After we completed the gene differential expression analysis, we also acquired a normalized gene expression text file in the running results. We selected information regarding our 116 differential genes from the normalized gene expression. We used Heml software to create a gene expression heatmap. Then, we used GraphPad Prism 7 software to create scatter plots using this normalized gene expression information.

Statistical analysis

We performed a survival receiver operating characteristic (ROC) curve analysis to obtatin appropriate cut-off values for the 116 differentially expressed deubiquitination and ubiquitination-related genes using IBM SPSS Statistics 20. The most optimal cutoff value of the prognostic score was determined in the ROC curve analysis by patient survival time and gene expression. Then, we divided patients into high-expression and low-expression two subgroups according to cutoff values in the LKB1 mutant and wild-type groups for different deubiquitination and ubiquitination-related genes. We carried out an overall survival (OS) analysis for the LKB1 mutant group and wild-type group using the Kaplan–Meier and log-rank method by IBM SPSS Statistics 20. We selected genes that had significant differential survival in the LKB1 mutant patients group and had no significant differential survival in the LKB1 wild-type patient group, using p < 0.05 as the cutoff value.

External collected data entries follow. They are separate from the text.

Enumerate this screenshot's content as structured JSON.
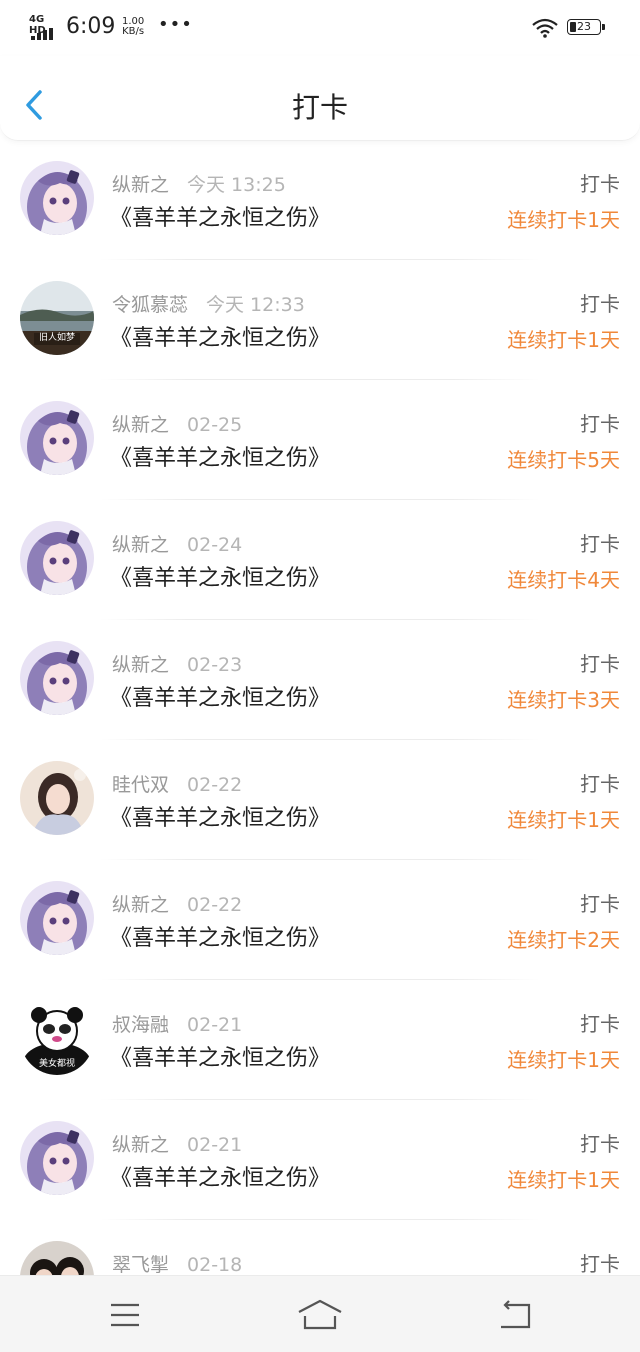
{
  "status_bar": {
    "network": "4G HD",
    "time": "6:09",
    "speed_value": "1.00",
    "speed_unit": "KB/s",
    "more": "•••",
    "battery": "23"
  },
  "header": {
    "title": "打卡"
  },
  "rows": [
    {
      "name": "纵新之",
      "date": "今天 13:25",
      "content": "《喜羊羊之永恒之伤》",
      "action": "打卡",
      "streak": "连续打卡1天",
      "avatar": "anime"
    },
    {
      "name": "令狐慕蕊",
      "date": "今天 12:33",
      "content": "《喜羊羊之永恒之伤》",
      "action": "打卡",
      "streak": "连续打卡1天",
      "avatar": "lake",
      "avatar_text": "旧人如梦"
    },
    {
      "name": "纵新之",
      "date": "02-25",
      "content": "《喜羊羊之永恒之伤》",
      "action": "打卡",
      "streak": "连续打卡5天",
      "avatar": "anime"
    },
    {
      "name": "纵新之",
      "date": "02-24",
      "content": "《喜羊羊之永恒之伤》",
      "action": "打卡",
      "streak": "连续打卡4天",
      "avatar": "anime"
    },
    {
      "name": "纵新之",
      "date": "02-23",
      "content": "《喜羊羊之永恒之伤》",
      "action": "打卡",
      "streak": "连续打卡3天",
      "avatar": "anime"
    },
    {
      "name": "眭代双",
      "date": "02-22",
      "content": "《喜羊羊之永恒之伤》",
      "action": "打卡",
      "streak": "连续打卡1天",
      "avatar": "girl"
    },
    {
      "name": "纵新之",
      "date": "02-22",
      "content": "《喜羊羊之永恒之伤》",
      "action": "打卡",
      "streak": "连续打卡2天",
      "avatar": "anime"
    },
    {
      "name": "叔海融",
      "date": "02-21",
      "content": "《喜羊羊之永恒之伤》",
      "action": "打卡",
      "streak": "连续打卡1天",
      "avatar": "panda",
      "avatar_text": "美女都视"
    },
    {
      "name": "纵新之",
      "date": "02-21",
      "content": "《喜羊羊之永恒之伤》",
      "action": "打卡",
      "streak": "连续打卡1天",
      "avatar": "anime"
    },
    {
      "name": "翠飞掣",
      "date": "02-18",
      "content": "",
      "action": "打卡",
      "streak": "",
      "avatar": "couple"
    }
  ],
  "colors": {
    "accent": "#2f9be0",
    "streak": "#f0883a"
  },
  "icons": {
    "back": "chevron-left-icon",
    "nav_menu": "menu-icon",
    "nav_home": "home-icon",
    "nav_back": "back-arrow-icon"
  }
}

We also assessed the patients’ survival prognosis risk using the Cox proportional hazards regression model and designating HR > 1 or HR < 1 with p < 0.05 as the cutoff value. Using the same procedure as that for selecting genes for the Kaplan–Meier survival curve, we selected genes in the LKB1 mutant patient group whose HR > 1 or HR < 1 with p < 0.05, and in the LKB1 wild-type patient group whose HR > = 1 or HR < 1 with p > 0.05.

Gene function enrichment analysis

We used GSEA (gene set enrichment analysis) to explore the function of selected genes. GSEA is software that can provide scores based on gene expression and acquired pathways associated with gene function. In our study, we used two gene set databases, h.all.v6.0.symbols.gmt and c2.cp.kegg.v6.0.symbols.gmt, to analyze our target genes with GSEA 3.0. After we divided LKB1 mutant NSCLC patients into two groups according to the expression of our target genes, we separately analyzed the function of our two target genes, TRIM2 and SH3RF1.

Novelty and Impact Statements

This is the first research study to explore ubiquitin-associated genes in LKB1 mutant and wild-type groups. We found that SH3RF1, an E3 ubiquitin-protein ligase, might be directly up-regulated by LKB1. SH3RF1 has great clinical potential to act as a new diagnostic biomarker and indicator for evaluation of the survival and prognosis in lung adenocarcinoma patients with LKB1 mutation, and it is also a potential therapeutic target.